1. The problem statement, all variables and given/known data

What is the probability of gettting four-of-a-kind in a thirteen card hand dealt from a standard fifty two card deck?

2. Relevant equations

3. The attempt at a solution

2. Jan 9, 2010

### pbandjay

Are you asking for the probably at least one four of a kind? Or is having multiple four of a kinds in the hand illegal?

3. Jan 10, 2010

### mr.physics

I am asking for at least one four of a kind.

4. Jan 10, 2010

### vela

Staff Emeritus
I got about 3.43%. What have you tried so far?

5. Jan 10, 2010

### pbandjay

I got this answer as well.

6. Jan 10, 2010

### mr.physics

I got .0753 = ((13)(52C9))/(52C13) although i suspect that there are some repetitious combinations ie. 4,4,4,4,5,6,7,7,7,7,5,6,2 and 7,7,7,7,5,6,4,4,4,4,5,6,2.

Could you explain how you arrived at your answer?

7. Jan 10, 2010

### vela

Staff Emeritus
Your mistake is in the numerator. After you draw the four of a kind, how many cards are left from which to draw the remaining 9 cards?

8. Jan 10, 2010

### mr.physics

ahh, i see
Thanks!
I'm still not sure how to eliminate the repetitious combinations though...

9. Jan 10, 2010

### vela

Staff Emeritus
You haven't eliminated repetitions like getting two or three sets of four of a kind, but that's okay because you said you wanted the probability of at least one four of a kind, not exactly one four of a kind.

10. Jan 10, 2010

### mr.physics

"You haven't eliminated repetitions like getting two or three sets of four of a kind"

In calculating the combinations for any particular four-of-a-kind, for example for the combinations of the four-of-a-kinds for cards 4 and 7, there will be one combination that is counted twice: 4,4,4,4,5,6,7,7,7,7,5,6,2 and 7,7,7,7,5,6,4,4,4,4,5,6,2.

11. Jan 10, 2010

### vela

Staff Emeritus
Yeah, you're right.
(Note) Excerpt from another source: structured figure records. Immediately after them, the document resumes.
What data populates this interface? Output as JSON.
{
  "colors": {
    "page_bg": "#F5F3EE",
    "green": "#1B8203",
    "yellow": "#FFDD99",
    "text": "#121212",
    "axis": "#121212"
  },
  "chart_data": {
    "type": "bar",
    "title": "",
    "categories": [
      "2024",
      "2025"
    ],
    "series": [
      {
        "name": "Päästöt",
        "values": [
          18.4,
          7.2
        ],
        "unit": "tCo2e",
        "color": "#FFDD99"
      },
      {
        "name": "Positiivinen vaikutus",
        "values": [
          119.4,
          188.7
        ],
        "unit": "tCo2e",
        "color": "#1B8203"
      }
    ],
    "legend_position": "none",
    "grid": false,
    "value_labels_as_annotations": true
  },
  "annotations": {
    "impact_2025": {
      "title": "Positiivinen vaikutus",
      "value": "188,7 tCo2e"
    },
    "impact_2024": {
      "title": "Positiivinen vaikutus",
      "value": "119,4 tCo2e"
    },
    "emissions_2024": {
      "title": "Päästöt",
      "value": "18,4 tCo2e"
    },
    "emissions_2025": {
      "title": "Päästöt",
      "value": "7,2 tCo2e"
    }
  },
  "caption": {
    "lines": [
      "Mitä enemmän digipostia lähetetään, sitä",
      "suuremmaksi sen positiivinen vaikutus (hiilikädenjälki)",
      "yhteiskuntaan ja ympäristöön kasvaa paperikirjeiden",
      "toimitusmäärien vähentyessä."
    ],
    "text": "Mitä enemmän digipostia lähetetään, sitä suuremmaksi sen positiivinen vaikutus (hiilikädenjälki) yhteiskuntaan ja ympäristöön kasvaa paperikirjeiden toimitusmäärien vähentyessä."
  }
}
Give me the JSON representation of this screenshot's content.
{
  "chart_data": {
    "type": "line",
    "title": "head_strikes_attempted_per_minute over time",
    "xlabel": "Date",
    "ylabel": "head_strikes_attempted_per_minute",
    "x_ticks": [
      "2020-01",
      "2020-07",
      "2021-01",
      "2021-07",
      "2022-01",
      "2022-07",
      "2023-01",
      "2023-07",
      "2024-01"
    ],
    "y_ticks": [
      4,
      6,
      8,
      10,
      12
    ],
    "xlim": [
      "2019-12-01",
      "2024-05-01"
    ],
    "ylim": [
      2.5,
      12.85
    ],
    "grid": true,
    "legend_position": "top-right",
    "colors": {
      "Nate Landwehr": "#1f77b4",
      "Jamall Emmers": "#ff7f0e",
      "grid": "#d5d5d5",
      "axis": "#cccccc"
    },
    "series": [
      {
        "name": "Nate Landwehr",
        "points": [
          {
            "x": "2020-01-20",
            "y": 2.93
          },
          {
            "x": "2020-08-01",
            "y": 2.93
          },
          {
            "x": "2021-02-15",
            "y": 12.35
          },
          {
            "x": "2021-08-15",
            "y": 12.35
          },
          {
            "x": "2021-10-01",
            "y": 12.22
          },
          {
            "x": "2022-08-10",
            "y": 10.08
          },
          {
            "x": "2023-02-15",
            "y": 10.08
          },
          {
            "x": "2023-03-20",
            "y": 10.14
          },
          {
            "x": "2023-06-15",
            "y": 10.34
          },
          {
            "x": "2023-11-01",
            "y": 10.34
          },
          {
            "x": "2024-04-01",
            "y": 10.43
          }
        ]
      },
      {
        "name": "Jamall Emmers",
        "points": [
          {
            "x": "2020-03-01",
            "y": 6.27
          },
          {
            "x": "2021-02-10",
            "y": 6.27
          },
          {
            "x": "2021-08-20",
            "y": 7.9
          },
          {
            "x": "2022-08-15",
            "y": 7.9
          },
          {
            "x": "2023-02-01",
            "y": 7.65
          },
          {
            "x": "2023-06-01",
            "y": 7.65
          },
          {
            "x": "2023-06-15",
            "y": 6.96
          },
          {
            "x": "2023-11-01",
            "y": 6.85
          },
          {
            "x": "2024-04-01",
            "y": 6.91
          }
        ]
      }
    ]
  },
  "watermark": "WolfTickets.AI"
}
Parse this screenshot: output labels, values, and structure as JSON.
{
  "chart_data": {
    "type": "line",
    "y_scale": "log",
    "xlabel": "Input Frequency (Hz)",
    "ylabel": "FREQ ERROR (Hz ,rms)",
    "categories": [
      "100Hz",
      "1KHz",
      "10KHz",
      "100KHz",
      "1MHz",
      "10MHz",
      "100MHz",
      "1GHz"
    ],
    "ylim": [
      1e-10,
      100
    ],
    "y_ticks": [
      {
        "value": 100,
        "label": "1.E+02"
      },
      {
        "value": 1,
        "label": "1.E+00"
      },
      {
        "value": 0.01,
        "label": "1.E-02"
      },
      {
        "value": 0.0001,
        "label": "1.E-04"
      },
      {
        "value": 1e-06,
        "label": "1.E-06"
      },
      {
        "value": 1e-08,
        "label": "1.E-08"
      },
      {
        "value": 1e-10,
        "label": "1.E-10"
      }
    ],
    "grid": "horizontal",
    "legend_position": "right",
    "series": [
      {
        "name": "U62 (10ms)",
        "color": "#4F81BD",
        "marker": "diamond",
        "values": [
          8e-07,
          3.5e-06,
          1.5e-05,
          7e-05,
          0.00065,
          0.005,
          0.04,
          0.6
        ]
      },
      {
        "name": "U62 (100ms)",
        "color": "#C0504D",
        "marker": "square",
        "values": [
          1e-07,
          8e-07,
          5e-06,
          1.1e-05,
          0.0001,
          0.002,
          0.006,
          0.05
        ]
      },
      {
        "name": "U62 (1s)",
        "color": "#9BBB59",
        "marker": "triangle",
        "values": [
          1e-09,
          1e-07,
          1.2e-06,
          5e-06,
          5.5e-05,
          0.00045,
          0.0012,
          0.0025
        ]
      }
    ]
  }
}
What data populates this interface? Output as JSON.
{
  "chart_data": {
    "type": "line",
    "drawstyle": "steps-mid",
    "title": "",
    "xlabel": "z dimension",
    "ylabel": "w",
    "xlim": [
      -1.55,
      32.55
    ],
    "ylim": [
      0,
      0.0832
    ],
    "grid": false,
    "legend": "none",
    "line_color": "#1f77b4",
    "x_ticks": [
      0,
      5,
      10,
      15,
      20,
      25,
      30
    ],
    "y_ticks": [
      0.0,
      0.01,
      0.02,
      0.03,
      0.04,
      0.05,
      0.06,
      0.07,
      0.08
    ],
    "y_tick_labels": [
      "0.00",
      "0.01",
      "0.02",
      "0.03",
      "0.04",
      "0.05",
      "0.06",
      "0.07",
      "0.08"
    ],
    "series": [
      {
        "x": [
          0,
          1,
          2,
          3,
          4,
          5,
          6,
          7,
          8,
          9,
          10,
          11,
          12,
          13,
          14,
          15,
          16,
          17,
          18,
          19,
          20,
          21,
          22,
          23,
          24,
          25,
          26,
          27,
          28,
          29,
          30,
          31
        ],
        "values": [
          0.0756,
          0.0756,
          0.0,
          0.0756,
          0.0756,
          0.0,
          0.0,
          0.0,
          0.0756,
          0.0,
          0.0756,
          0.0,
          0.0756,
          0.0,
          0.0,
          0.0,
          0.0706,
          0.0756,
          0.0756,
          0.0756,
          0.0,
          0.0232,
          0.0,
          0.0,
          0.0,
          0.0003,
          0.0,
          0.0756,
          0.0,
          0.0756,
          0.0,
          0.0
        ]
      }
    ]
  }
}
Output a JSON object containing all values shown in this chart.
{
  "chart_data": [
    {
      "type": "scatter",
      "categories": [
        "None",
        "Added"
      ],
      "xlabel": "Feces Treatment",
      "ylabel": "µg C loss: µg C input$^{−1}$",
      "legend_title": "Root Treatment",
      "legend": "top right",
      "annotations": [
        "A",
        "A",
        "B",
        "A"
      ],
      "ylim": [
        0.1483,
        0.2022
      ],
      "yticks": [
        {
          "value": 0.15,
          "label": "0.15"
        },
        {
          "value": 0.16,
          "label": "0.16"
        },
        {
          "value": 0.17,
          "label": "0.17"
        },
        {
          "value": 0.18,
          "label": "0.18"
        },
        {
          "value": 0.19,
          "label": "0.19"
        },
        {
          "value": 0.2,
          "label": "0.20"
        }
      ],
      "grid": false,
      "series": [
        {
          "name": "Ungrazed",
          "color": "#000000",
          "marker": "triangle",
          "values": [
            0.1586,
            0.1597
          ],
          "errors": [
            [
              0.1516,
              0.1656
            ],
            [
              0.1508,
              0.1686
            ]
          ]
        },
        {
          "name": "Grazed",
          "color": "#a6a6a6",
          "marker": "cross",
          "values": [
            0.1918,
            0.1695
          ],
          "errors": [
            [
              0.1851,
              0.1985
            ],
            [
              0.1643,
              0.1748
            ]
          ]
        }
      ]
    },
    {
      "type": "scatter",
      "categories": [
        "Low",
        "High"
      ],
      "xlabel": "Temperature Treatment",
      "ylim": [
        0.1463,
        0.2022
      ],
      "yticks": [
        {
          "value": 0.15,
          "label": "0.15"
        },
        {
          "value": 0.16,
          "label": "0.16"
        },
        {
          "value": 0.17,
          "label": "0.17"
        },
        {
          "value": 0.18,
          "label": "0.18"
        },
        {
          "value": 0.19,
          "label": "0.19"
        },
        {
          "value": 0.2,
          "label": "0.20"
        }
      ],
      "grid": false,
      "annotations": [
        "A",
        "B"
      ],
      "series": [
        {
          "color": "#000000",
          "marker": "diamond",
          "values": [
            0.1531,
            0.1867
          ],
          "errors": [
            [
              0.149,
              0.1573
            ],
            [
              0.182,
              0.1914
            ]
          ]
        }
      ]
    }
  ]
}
I'll have to ponder this a bit.

12. Jan 10, 2010

### vela

Staff Emeritus
This might help:

$$\{\texttt{hands with three four-of-a-kinds}\} \subset \{\texttt{hands with at least two four-of-a-kinds}\}$$
$$\subset \{\texttt{hands with at least one four-of-a-kind}\}$$

Last edited: Jan 10, 2010
13. Jan 10, 2010

### LCKurtz

I agree, but remember probabilities are numbers between 0 and 1, not percentages.

So you mean .034 approximately.